Egyptian Grand Mufti Rules Muslims are Free to Change Their Faith

by Paul Schemm/TN : Jul 25, 2007 : AFP
http://www.metimes.com/storyview.php?StoryID=20070724-073637-2774r
Could set crucial precedent and have far reaching effect for Egypt’s Christians.

(Cairo, Egypt)—In a move that could have far-reaching implications for Egypt’s Christians, an AFP story in the Middle East Times reports that Egypt’s official religious advisor has ruled that Muslims are free to change their faith as it is a matter between an individual and God.
Mufti Ali Gomaa“The essential question before us is…can a person who is Muslim choose a religion other than Islam? The answer is yes, they can,” Grand Mufti Ali Gomaa said in a posting on a Washington Post-Newsweek forum picked up by the Egyptian press Tuesday. Without elaborating, Gomaa added, that if the conversions undermine the “foundations of society” then it must be dealt with by the judicial system.
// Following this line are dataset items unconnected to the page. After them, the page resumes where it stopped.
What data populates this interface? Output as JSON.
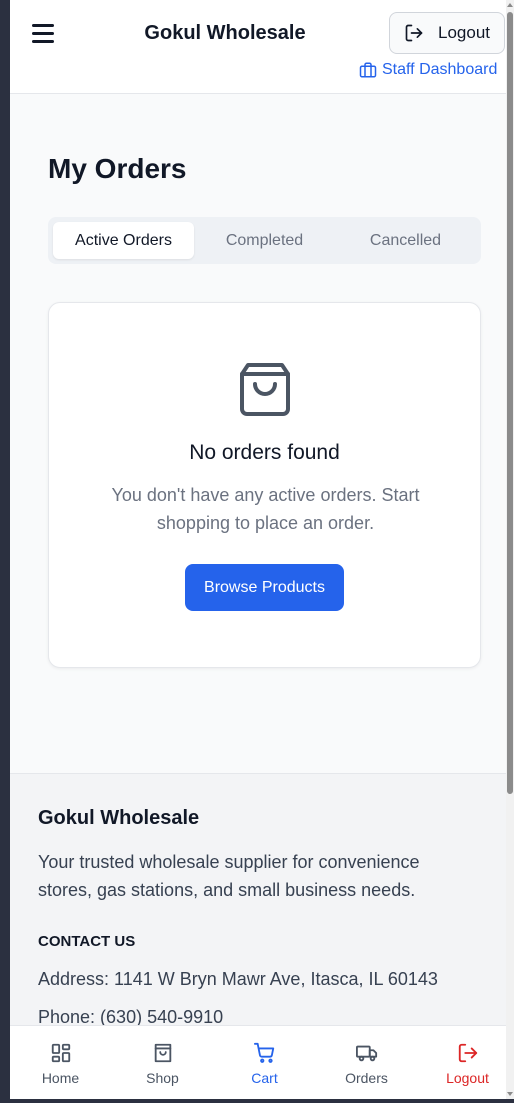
{
  "header": {
    "brand": "Gokul Wholesale",
    "logout_label": "Logout",
    "staff_dashboard_label": "Staff Dashboard"
  },
  "main": {
    "title": "My Orders",
    "tabs": [
      {
        "label": "Active Orders",
        "active": true
      },
      {
        "label": "Completed",
        "active": false
      },
      {
        "label": "Cancelled",
        "active": false
      }
    ],
    "empty_state": {
      "icon": "shopping-bag-icon",
      "title": "No orders found",
      "message": "You don't have any active orders. Start shopping to place an order.",
      "button_label": "Browse Products"
    }
  },
  "footer": {
    "brand": "Gokul Wholesale",
    "tagline": "Your trusted wholesale supplier for convenience stores, gas stations, and small business needs.",
    "contact_heading": "CONTACT US",
    "address": "Address: 1141 W Bryn Mawr Ave, Itasca, IL 60143",
    "phone": "Phone: (630) 540-9910"
  },
  "bottom_nav": [
    {
      "label": "Home",
      "icon": "grid-icon"
    },
    {
      "label": "Shop",
      "icon": "store-icon"
    },
    {
      "label": "Cart",
      "icon": "cart-icon",
      "active": true
    },
    {
      "label": "Orders",
      "icon": "truck-icon"
    },
    {
      "label": "Logout",
      "icon": "logout-icon",
      "color": "#dc2626"
    }
  ],
  "colors": {
    "accent": "#2563eb",
    "danger": "#dc2626",
    "text": "#111827",
    "muted": "#6b7280"
  }
}
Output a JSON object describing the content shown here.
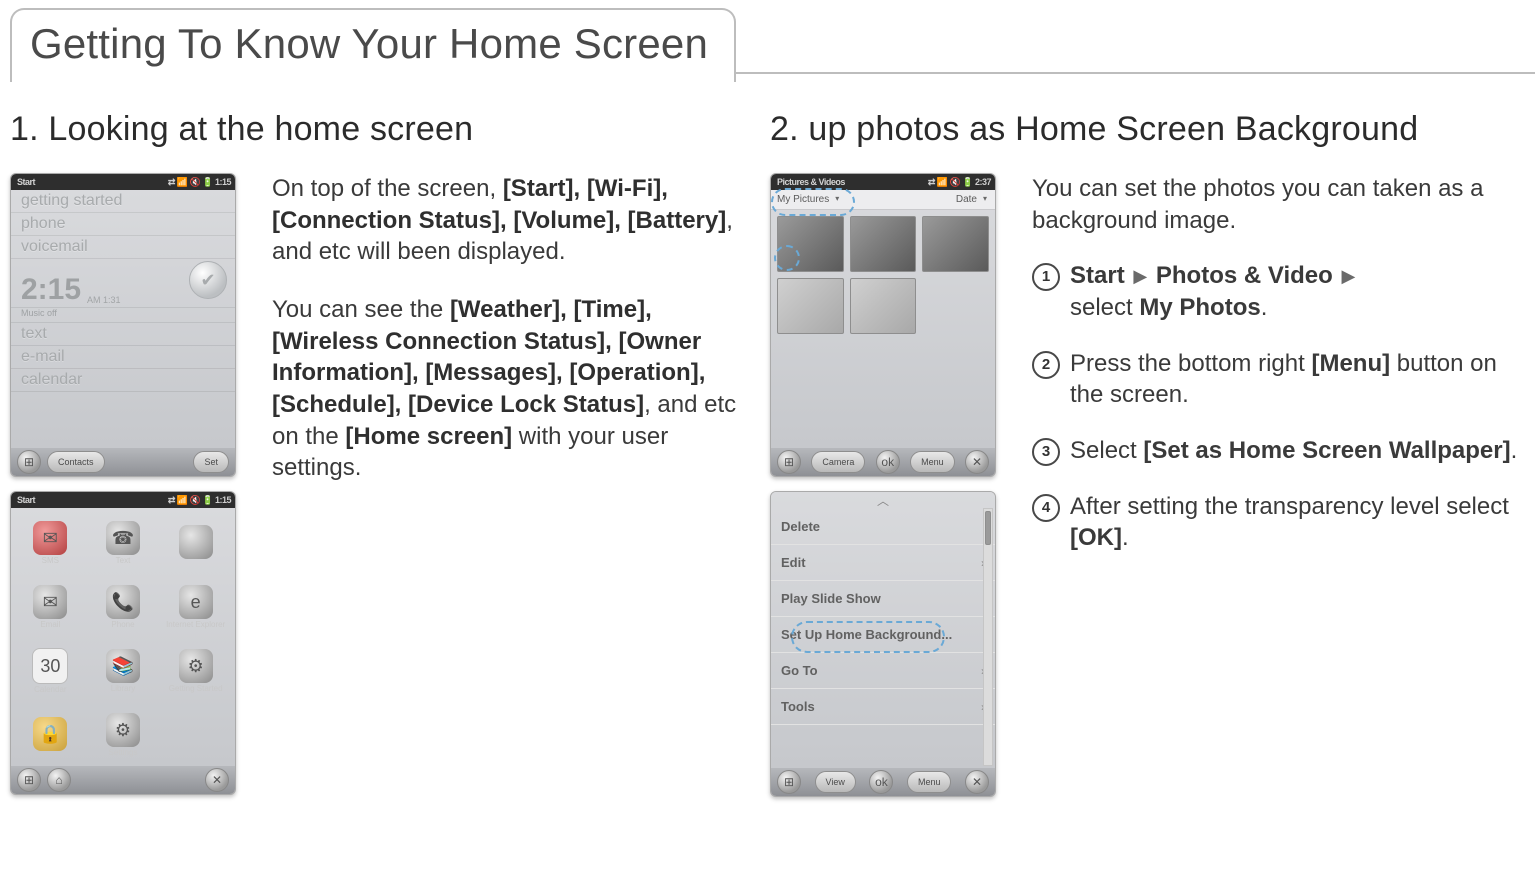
{
  "page_title": "Getting To Know Your Home Screen",
  "sections": {
    "s1": {
      "heading": "1. Looking at the home screen",
      "para1_pre": "On top of the screen, ",
      "para1_bold": "[Start], [Wi-Fi], [Connection Status], [Volume], [Battery]",
      "para1_post": ", and etc will been displayed.",
      "para2_pre": "You can see the ",
      "para2_bold1": "[Weather], [Time], [Wireless Connection Status], [Owner Information], [Messages], [Operation], [Schedule], [Device Lock Status]",
      "para2_mid": ", and etc on the ",
      "para2_bold2": "[Home screen]",
      "para2_post": " with your user settings."
    },
    "s2": {
      "heading": "2. up photos as Home Screen Background",
      "intro": "You can set the photos you can taken as a background image.",
      "step1_pre": "",
      "step1_bold1": "Start",
      "step1_sep": "▶",
      "step1_bold2": "Photos & Video",
      "step1_mid": "select ",
      "step1_bold3": "My Photos",
      "step1_post": ".",
      "step2_pre": "Press the bottom right ",
      "step2_bold": "[Menu]",
      "step2_post": " button on the screen.",
      "step3_pre": "Select ",
      "step3_bold": "[Set as Home Screen Wallpaper]",
      "step3_post": ".",
      "step4_pre": "After setting the transparency level select ",
      "step4_bold": "[OK]",
      "step4_post": "."
    }
  },
  "phone_home": {
    "topbar_left": "Start",
    "topbar_right": "⇄ 📶 🔇 🔋 1:15",
    "items": [
      "getting started",
      "phone",
      "voicemail"
    ],
    "time": "2:15",
    "time_meridiem": "AM\n1:31",
    "sub": "Music off",
    "items2": [
      "text",
      "e-mail",
      "calendar"
    ],
    "bottom_left_icon": "start-icon",
    "bottom_left_pill": "Contacts",
    "bottom_right_pill": "Set"
  },
  "phone_grid": {
    "topbar_left": "Start",
    "topbar_right": "⇄ 📶 🔇 🔋 1:15",
    "icons": [
      {
        "label": "SMS",
        "style": "red",
        "glyph": "✉"
      },
      {
        "label": "Text",
        "style": "gray",
        "glyph": "☎"
      },
      {
        "label": "",
        "style": "gray",
        "glyph": ""
      },
      {
        "label": "Email",
        "style": "gray",
        "glyph": "✉"
      },
      {
        "label": "Phone",
        "style": "gray",
        "glyph": "📞"
      },
      {
        "label": "Internet Explorer",
        "style": "gray",
        "glyph": "e"
      },
      {
        "label": "Calendar",
        "style": "white",
        "glyph": "30"
      },
      {
        "label": "Library",
        "style": "gray",
        "glyph": "📚"
      },
      {
        "label": "Getting Started",
        "style": "gray",
        "glyph": "⚙"
      },
      {
        "label": "",
        "style": "yellow",
        "glyph": "🔒"
      },
      {
        "label": "Settings",
        "style": "gray",
        "glyph": "⚙"
      },
      {
        "label": "",
        "style": "",
        "glyph": ""
      }
    ],
    "bottom_left": "start-icon",
    "bottom_center": "home-icon",
    "bottom_right": "close-icon"
  },
  "phone_photos": {
    "topbar_left": "Pictures & Videos",
    "topbar_right": "⇄ 📶 🔇 🔋 2:37",
    "dropdown": "My Pictures",
    "sort": "Date",
    "bottom_pills": [
      "Camera",
      "Menu"
    ],
    "bottom_left": "start-icon",
    "bottom_center": "ok-icon",
    "bottom_right": "close-icon"
  },
  "phone_menu": {
    "items": [
      {
        "label": "Delete",
        "chev": ""
      },
      {
        "label": "Edit",
        "chev": "›"
      },
      {
        "label": "Play Slide Show",
        "chev": ""
      },
      {
        "label": "Set Up Home Background...",
        "chev": ""
      },
      {
        "label": "Go To",
        "chev": "›"
      },
      {
        "label": "Tools",
        "chev": "›"
      }
    ],
    "bottom_pills": [
      "View",
      "Menu"
    ],
    "bottom_left": "start-icon",
    "bottom_center": "ok-icon",
    "bottom_right": "close-icon"
  }
}
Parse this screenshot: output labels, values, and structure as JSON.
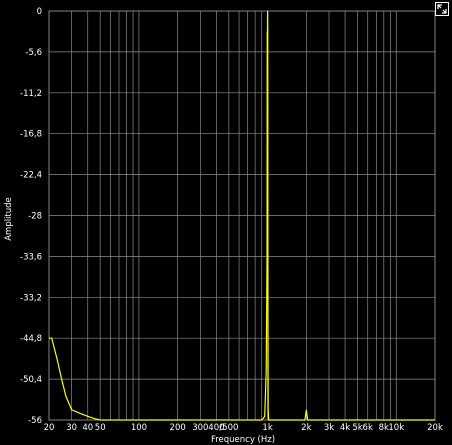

“The act of abandoning one’s religion is a sin punishable by God on the Day of Judgment. If the case in question is one of merely rejecting faith, then there is no worldly punishment,” he wrote.
In many Muslim societies, notes reporter Paul Schemm, those who convert to another religion are considered apostates and can be subject to capital punishment.
Hossam Bahgat of the Egyptian Initiative for Personal Rights said: “This [ruling] is significant, especially coming from Gomaa. Between 2004 and now there have been many court cases involving Christian converts to Islam that want to convert back to Christianity who are unable to do so.”
Bahgat believes the current opinion opens the possibility of converting without threatening “the foundations of society.”
The case of 12 Coptic Christians, whose request to revert was denied by a lower court in April, goes in front of the supreme court in September, and Bahgat said that they will use Gomaa’s posting to bolster their case.